Balsamo salua le docteur, prit le reçu et sortit suivi de Marat.

– Vous oubliez votre tête, dit Balsamo, pour lequel la distraction du jeune élève en chirurgie était un triomphe.

– Ah! c’est vrai, dit celui-ci.

Et il ramassa son funèbre fardeau.

Une fois dans la rue, tous deux marchèrent fort vite et sans se dire un seul mot; puis, arrivés à la rue des Cordeliers, ils remontèrent ensemble le rude escalier qui conduisait à la mansarde.

Devant la loge de la portière, si toutefois le trou qu’elle habitait méritait le nom de loge, Marat, qui n’avait pas oublié la disparition de sa montre, s’était arrêté et avait demandé dame Grivette.

Un enfant de sept à huit ans, maigre, chétif et étiolé, lui avait répondu de sa voix criarde:

– Maman, elle est sortie; elle a dit que, si monsieur rentrait, on lui donnât cette lettre.

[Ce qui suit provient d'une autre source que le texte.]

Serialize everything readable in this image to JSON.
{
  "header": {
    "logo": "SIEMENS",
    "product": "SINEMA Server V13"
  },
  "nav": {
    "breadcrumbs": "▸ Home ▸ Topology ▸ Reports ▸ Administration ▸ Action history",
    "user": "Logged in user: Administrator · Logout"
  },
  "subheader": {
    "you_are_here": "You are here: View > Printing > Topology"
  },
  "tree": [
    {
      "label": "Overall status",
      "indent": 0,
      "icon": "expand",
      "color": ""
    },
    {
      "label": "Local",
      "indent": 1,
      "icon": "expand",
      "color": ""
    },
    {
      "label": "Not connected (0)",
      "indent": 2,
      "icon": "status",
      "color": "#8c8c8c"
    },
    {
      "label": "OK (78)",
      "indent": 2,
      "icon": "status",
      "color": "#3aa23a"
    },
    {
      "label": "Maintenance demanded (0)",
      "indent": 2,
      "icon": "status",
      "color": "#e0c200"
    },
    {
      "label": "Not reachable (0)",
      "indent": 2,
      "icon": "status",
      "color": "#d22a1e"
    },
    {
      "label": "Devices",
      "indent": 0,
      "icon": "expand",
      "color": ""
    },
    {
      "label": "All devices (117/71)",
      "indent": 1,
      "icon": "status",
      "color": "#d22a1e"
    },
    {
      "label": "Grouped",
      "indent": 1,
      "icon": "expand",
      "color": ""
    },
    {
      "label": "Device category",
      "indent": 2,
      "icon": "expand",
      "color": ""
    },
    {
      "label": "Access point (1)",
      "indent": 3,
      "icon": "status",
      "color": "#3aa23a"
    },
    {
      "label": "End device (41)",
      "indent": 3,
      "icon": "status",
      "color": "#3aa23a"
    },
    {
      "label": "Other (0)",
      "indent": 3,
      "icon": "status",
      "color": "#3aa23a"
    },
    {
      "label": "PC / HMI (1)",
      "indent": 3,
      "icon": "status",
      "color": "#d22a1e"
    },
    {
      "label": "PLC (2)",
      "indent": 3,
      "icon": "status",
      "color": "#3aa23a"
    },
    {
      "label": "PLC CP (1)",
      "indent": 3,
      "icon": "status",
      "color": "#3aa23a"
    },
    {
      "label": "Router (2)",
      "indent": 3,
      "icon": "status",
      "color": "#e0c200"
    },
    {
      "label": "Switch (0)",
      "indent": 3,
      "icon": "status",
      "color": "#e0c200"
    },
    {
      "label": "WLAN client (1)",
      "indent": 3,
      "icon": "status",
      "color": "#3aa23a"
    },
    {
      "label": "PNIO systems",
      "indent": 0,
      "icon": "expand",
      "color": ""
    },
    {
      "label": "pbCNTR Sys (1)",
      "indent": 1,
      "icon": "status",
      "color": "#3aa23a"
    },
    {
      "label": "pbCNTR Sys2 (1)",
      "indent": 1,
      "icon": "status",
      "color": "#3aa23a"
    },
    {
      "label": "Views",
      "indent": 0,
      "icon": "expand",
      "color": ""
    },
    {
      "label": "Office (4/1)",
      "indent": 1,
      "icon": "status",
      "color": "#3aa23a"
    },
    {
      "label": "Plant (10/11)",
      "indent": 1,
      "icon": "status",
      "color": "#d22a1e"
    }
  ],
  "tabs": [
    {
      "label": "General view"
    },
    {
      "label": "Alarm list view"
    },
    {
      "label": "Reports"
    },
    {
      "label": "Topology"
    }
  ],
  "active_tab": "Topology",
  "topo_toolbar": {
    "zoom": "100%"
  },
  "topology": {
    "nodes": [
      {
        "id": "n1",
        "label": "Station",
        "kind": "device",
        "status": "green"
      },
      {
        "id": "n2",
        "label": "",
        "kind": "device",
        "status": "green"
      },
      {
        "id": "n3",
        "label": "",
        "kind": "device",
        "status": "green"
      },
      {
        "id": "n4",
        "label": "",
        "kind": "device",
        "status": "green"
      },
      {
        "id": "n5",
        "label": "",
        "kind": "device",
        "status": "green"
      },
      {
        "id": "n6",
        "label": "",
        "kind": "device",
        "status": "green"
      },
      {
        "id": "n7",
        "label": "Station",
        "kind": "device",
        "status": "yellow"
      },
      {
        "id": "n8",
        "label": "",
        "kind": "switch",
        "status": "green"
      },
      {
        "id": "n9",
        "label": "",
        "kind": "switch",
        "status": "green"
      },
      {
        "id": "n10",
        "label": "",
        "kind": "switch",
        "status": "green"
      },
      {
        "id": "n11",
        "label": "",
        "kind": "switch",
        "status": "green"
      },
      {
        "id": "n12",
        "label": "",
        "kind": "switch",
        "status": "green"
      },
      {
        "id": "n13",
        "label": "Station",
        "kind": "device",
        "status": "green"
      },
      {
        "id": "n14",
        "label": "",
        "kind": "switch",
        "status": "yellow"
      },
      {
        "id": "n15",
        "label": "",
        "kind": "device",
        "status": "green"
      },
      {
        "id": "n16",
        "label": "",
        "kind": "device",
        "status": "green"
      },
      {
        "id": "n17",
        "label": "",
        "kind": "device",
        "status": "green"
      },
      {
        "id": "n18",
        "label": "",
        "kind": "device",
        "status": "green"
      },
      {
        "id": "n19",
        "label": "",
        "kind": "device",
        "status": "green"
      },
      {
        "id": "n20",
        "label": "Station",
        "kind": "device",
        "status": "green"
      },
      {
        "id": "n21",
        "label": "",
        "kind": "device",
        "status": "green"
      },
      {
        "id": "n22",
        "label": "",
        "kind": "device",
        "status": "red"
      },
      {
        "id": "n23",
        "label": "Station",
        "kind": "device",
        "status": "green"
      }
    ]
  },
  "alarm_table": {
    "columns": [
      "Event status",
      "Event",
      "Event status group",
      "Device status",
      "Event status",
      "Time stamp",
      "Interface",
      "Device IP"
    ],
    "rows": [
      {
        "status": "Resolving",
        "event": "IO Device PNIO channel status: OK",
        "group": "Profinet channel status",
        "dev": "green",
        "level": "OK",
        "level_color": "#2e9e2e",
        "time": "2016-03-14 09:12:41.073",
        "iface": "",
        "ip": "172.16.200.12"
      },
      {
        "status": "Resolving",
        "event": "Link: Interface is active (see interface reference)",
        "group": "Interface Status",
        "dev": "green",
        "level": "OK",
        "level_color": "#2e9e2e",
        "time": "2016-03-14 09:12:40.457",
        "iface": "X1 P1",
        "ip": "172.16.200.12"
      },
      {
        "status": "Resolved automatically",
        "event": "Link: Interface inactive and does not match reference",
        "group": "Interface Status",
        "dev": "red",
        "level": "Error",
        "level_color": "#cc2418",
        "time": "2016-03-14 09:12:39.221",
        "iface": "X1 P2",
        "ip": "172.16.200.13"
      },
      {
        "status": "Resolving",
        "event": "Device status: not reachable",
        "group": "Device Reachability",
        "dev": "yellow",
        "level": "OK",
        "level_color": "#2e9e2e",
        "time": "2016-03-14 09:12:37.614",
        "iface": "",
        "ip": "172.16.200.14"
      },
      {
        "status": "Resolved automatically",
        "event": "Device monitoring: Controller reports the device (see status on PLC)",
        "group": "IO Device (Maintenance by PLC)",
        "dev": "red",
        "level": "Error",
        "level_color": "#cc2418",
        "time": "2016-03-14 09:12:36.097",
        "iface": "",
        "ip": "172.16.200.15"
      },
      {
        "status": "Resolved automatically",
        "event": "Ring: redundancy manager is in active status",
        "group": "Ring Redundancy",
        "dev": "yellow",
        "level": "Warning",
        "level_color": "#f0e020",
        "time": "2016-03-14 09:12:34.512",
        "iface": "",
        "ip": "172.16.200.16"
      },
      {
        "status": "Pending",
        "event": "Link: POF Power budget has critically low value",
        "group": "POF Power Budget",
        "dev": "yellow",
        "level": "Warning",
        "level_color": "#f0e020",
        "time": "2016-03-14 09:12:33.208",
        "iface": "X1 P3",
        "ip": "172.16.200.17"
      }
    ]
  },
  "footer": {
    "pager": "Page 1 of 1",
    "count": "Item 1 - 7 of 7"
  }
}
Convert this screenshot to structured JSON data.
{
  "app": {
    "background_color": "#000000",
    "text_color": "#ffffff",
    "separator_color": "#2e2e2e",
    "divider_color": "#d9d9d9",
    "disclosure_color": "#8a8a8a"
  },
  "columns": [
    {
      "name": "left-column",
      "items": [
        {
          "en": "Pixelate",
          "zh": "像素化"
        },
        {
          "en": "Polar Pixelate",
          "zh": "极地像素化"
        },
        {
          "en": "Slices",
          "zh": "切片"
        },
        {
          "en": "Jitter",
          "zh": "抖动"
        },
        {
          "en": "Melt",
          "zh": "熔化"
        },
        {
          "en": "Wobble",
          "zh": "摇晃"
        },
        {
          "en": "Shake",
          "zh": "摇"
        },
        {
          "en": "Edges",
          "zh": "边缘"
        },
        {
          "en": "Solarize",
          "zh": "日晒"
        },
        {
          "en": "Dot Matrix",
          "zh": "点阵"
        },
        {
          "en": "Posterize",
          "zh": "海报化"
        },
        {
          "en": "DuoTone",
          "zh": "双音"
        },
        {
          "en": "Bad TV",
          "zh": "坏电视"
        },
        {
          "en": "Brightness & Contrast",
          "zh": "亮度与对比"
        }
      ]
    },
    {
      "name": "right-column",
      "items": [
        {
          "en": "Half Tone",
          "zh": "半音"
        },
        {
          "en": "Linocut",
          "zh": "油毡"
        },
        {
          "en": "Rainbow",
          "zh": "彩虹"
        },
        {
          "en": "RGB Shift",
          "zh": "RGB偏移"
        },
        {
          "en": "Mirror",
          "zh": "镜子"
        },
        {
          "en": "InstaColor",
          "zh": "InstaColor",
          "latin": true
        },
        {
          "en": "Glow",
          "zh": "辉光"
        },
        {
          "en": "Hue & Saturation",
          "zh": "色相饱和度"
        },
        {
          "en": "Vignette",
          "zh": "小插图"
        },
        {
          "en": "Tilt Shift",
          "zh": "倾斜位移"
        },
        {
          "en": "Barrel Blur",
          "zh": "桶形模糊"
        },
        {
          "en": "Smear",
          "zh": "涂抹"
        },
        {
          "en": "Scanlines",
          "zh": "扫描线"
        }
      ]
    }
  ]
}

– Non, mon petit ami, dit Marat, tu lui diras qu’elle me l’apporte elle même.

– Bien, monsieur.

Marat et Balsamo avaient continué leur chemin.

– Ah! dit Marat en indiquant une chaise à Balsamo et en tombant lui même sur un escabeau, je vois que le maître a de beaux secrets.

– C’est que je suis entré plus avant qu’un autre, peut-être, dans la confidence de la nature et de Dieu, répondit Balsamo.